We had revised our destination a number of times, between Dunbar, St Abbs and Eyemouth. Dunbar wasn't particularly attractive. St Abbs is pretty but has an 'interesting' entrance. Eyemouth is farthest south and would therefore make for the longer day. I had convinced myself that St Abbs would be best being described in the almanac as 'attractive'.
We hoisted sail again a little after 6.00 pm and enjoyed a splendid sail, full and bye, towards St Abbs Head in the evening sunshine. I studied the chartlet of St Abbs and tried to match what I could see with the picture, but with little success. The harbour, when it became visible, was due west of us and south of the headland but the chart shows a leading line of 165o and the chart looked nothing like what I could see.
As the light started to fade I felt less and less confident of getting in unscathed.
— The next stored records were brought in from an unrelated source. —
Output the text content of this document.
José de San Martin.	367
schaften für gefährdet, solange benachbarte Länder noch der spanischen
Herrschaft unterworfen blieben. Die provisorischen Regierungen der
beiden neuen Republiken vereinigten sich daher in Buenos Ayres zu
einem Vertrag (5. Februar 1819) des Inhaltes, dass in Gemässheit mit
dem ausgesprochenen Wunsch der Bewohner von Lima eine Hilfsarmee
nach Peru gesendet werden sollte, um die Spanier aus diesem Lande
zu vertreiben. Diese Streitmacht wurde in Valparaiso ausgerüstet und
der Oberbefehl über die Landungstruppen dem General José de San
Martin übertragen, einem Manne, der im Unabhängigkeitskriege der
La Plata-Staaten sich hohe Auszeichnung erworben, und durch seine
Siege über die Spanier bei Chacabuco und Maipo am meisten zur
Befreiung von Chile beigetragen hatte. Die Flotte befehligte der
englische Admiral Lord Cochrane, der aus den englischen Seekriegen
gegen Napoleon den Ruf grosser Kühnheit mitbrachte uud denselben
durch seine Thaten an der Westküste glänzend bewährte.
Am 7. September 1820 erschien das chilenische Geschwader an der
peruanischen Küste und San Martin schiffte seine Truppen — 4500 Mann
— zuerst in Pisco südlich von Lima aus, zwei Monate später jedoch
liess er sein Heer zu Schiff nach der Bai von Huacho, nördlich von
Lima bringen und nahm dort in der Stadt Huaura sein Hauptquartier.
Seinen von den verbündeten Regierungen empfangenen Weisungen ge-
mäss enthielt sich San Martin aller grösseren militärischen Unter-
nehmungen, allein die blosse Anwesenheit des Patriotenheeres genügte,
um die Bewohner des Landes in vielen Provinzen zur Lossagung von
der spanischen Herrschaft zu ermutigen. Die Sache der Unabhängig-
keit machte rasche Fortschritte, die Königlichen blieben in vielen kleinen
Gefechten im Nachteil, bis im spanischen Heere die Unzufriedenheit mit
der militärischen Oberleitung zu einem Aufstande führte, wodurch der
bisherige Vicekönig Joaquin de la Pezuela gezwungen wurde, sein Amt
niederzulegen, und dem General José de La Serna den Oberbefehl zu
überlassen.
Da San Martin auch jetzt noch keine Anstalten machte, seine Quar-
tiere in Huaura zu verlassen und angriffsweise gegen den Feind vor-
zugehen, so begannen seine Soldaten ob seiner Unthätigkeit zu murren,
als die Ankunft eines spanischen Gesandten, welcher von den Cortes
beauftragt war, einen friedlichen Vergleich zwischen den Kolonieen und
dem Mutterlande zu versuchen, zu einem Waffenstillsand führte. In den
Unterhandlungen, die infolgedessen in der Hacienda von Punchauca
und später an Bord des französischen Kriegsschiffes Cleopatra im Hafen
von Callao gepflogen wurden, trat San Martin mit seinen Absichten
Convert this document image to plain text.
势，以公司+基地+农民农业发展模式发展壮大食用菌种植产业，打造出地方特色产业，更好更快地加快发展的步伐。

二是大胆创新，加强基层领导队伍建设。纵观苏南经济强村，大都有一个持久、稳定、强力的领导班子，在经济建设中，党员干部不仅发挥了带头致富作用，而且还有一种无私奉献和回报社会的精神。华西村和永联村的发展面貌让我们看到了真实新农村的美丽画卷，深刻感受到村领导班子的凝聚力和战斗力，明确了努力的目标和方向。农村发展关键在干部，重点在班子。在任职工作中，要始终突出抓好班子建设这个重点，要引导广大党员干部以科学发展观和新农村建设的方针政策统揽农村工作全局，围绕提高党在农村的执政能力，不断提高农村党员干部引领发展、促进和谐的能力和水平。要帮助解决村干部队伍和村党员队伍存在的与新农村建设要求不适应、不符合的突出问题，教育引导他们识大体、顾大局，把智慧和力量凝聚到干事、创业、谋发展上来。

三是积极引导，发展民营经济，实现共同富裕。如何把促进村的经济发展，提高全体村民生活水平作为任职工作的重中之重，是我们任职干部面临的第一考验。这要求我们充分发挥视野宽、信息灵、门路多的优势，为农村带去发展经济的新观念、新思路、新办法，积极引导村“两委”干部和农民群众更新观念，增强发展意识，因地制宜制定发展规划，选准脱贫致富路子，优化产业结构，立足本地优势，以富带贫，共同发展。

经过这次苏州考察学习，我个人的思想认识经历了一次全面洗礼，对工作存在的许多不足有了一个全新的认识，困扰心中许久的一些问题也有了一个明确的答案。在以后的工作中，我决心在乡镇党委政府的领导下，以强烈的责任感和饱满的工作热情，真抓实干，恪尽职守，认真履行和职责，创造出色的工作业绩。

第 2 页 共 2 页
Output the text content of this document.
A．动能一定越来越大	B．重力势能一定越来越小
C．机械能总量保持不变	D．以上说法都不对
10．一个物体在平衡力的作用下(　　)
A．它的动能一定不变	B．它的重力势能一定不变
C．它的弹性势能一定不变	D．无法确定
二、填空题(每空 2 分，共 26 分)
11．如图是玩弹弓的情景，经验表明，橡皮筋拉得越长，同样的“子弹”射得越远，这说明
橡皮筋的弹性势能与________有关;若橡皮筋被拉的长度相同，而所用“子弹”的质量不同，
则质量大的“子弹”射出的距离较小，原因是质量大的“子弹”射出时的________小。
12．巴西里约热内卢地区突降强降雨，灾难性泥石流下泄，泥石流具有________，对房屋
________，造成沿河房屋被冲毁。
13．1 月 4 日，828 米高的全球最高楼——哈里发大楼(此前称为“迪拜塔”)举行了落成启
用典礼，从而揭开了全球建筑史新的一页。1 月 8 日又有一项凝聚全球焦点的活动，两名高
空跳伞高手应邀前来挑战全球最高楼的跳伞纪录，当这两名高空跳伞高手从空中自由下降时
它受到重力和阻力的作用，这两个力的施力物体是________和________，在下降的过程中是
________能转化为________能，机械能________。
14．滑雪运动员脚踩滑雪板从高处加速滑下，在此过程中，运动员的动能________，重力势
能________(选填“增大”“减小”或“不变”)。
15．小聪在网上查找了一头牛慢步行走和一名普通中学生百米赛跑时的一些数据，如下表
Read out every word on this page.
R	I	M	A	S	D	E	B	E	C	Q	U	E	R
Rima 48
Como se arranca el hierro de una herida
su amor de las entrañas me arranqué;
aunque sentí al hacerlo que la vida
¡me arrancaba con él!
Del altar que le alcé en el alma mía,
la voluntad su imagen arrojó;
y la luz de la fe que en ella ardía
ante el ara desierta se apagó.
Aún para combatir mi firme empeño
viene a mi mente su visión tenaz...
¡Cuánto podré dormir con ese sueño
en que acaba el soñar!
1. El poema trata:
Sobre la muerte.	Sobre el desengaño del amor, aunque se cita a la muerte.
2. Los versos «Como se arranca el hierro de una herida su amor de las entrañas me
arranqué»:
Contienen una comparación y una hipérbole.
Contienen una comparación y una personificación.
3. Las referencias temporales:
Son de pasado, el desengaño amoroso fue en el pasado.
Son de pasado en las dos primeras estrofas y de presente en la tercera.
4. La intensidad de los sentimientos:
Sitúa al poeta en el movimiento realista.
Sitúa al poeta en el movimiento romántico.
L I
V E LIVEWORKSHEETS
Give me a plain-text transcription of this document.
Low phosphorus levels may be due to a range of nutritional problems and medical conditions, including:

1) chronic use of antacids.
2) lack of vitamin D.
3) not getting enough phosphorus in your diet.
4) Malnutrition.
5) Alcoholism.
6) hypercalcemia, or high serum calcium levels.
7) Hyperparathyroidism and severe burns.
On top of that we were sailing at a good lick in the direction of Eyemouth just three miles further south and with deeper water, and a more easily identified entrance, having a cardinal buoy just outside. Eyemouth it was to be.
I telephoned the Eyemouth Harbour Master to get berthing directions. I first spoke to an elderly lady who patiently told me in a beautiful, gentle Scottish accent, that 'No, the Harbour Master's number is not as printed in the almanac.' She gave me the correct number. I thanked her and apologised for the inconvenience. She said 'It happens all the time.' I bet it does.
I called the revised number and spoke to the Harbour Master's answering machine. We were on our own.
By 8.00 pm the wind had died away again and we dropped sails and motored towards the entrance to Eyemouth harbour. The buoy was identified. The dayglo orange leading marks were aligned, they did seem to push us a bit scarily close to the rocks, and in we went.
A figure on the end of the northern pier asked us our draught. He then called out 'You'll probably be fine', that 'probably' again, waved us in and directed us to the pontoon at the western end of the harbour. The pontoon is not shown in the almanac. They have a few revisions to make about Eyemouth before the next edition.
The Harbour Master visited us on the pontoon as we were tying up. He took the necessary money and directed us to toilets and showers. Then we headed off to town to try to get a meal before everything closed for the night.
We can recommend Oblo's Bar and Bistro for dinner, apart from the group of large women, barely clad and celebrating some sort of occasion, who seemed to be everywhere one looked. Quite put me off my excellent seafood pasta. It's times like this that I am pleased I forgot the camera.